Likewise, editing your photos will take equally if not a longer time to master. There are many combinations of sliders and tools in Adobe Lightroom. Experience is the only way to learn. Trial and error. Testing what you want your photo to look like vs the infinite combinations of settings can be daunting. There is no magic program to produce a winning photograph, time is the only way.
Having said that, there are tools for accelerating your experience. Presets are recipes for Adobe Lightroom. Study photography long enough and you should have a large set of your own presets that represent your personal style or workflow. I have a ton saved that reflect my experiments in mimicking a look or setting a specific tone. Some of my personal presets reflect corrections to files produced from various cameras to keep a continuous look to my work.
You can buy many presets today, installation is easy. The beauty of getting behind a preset maker you like is how they can shift your mind around a look or affect you may want in a photo. Sleeklens is a maker of a set of presets I often go to when I'm not yet sure how I want to edit my photos. Sleeklens offers a great range of Lightroom and Photoshop "workflows" for you to play with. Today I'm playing with and reviewing the Sleeklens "Through the Woods" presets for landscapes.
These are more than presets, these are workflows. Meaning, they offer incremental presets that address different areas of editing a photo.

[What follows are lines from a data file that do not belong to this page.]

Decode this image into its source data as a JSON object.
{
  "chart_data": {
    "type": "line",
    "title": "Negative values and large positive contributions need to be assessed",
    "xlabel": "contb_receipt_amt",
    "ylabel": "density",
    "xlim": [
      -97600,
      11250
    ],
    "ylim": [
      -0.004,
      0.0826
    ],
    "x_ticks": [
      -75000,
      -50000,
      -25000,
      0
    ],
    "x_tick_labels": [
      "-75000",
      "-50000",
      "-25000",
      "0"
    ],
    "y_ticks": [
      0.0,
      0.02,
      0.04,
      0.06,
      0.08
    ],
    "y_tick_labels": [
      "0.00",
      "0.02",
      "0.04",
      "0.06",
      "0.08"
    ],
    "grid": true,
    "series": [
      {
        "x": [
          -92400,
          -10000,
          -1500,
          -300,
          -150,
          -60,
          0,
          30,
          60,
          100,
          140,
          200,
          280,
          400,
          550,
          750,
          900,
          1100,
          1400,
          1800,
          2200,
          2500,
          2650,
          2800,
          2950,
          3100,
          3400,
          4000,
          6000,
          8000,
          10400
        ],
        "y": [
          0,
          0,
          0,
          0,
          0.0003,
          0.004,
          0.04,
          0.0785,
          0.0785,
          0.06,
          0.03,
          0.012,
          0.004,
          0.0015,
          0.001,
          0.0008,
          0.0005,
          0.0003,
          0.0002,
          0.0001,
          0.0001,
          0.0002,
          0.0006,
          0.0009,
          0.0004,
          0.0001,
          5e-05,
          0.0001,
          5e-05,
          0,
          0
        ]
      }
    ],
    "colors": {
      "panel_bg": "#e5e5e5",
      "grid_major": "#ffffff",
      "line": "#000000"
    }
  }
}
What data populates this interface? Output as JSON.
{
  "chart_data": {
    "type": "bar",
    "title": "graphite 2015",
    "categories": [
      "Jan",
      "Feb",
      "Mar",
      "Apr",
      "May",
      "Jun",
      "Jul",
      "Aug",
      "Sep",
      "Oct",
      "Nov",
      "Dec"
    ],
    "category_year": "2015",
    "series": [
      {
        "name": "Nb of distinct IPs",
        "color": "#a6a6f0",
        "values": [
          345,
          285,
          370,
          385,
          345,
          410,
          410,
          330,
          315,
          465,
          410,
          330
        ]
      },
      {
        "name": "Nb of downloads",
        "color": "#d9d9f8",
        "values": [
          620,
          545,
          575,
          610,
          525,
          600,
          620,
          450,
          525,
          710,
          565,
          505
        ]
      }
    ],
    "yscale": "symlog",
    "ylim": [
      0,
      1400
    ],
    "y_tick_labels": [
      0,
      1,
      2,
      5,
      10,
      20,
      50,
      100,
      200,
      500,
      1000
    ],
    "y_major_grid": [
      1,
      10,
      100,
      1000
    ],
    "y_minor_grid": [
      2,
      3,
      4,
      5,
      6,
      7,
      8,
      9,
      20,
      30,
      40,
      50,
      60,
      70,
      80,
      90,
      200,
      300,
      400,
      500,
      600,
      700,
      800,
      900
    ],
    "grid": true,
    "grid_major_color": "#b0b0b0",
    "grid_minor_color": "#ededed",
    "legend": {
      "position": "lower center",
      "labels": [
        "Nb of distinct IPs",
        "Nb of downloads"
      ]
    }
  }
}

Each building on each other and addressing specific areas of the editing process. Starting with an overall look or "All In One." Then base looks like "Basic Film" and "Auto Tone (B&W) or "Auto Tone (Color). After that, moving to bulk Exposure presets like "Brighten" and "Darken." Basic color corrections like "Deep Blue Skies." Next, you can move on to Tone/Tint where you can play with split toning and color of the photo. Finally, you can "Polish" the photo off with various clarity and contrast presets. At the final step, adding a "Vignette."
It needs to be reiterated that I am not a fan of using presets and walking away. You have to be part of your process, without your brain and growing experience your photos will not look as good as you think. Tools like Sleeklens Through the Woods are great for sparking the imagination and helping you to narrow down what you want to express. Spend time after you hit a preset you like to refine the sliders more. Be careful of oversaturating and over adding clarity to your photos. Presets or not, we have a tendency to overdo it. Think smooth and subtle.
Sleeklens offers presets for both Lightroom and Photoshop, depending on how you have your workflow setup. They also offer what I consider to be far better than presets, custom adjustment brushes. The ability to fine-tune areas of your photos is where the real work is. If you had any time in a darkroom in your past, you know how powerful and needed dodging and burning is. With the adjustment brushes, you can tweak small areas of your work. It's completely worth a try. In fact, more often than not it's the brushes that get used more than the global presets for a look.
The folks at Sleeklens have done a great job of providing a range of workflow tools and fine-tuning instruments for any of your editing needs. Do not get hung up on using these tools as your easy button and publish award-winning photography. That comes from expressing what you see and not someone else. Speed up your process by using these tools to narrow down what you want to express. Build your frame of reference on how to get your ideas from your brain onto your photography.
Finally, don't worry about where to start, Sleeklens does a great job of providing example workflows. Play with everything, find what you like, and fine-tune your vision.
Below is a comparison of my originally edited photo (on the right) right after this trip and one edited with Sleeklens (on the left). What's nice about this is I can already see I like the boosted mid-tones of the Sleeklens edit. But the saturation of the Sleeklens version is a little hotter than I remember. As you can see, the presets have given me some ideas that may improve what I already felt was a pretty good shot.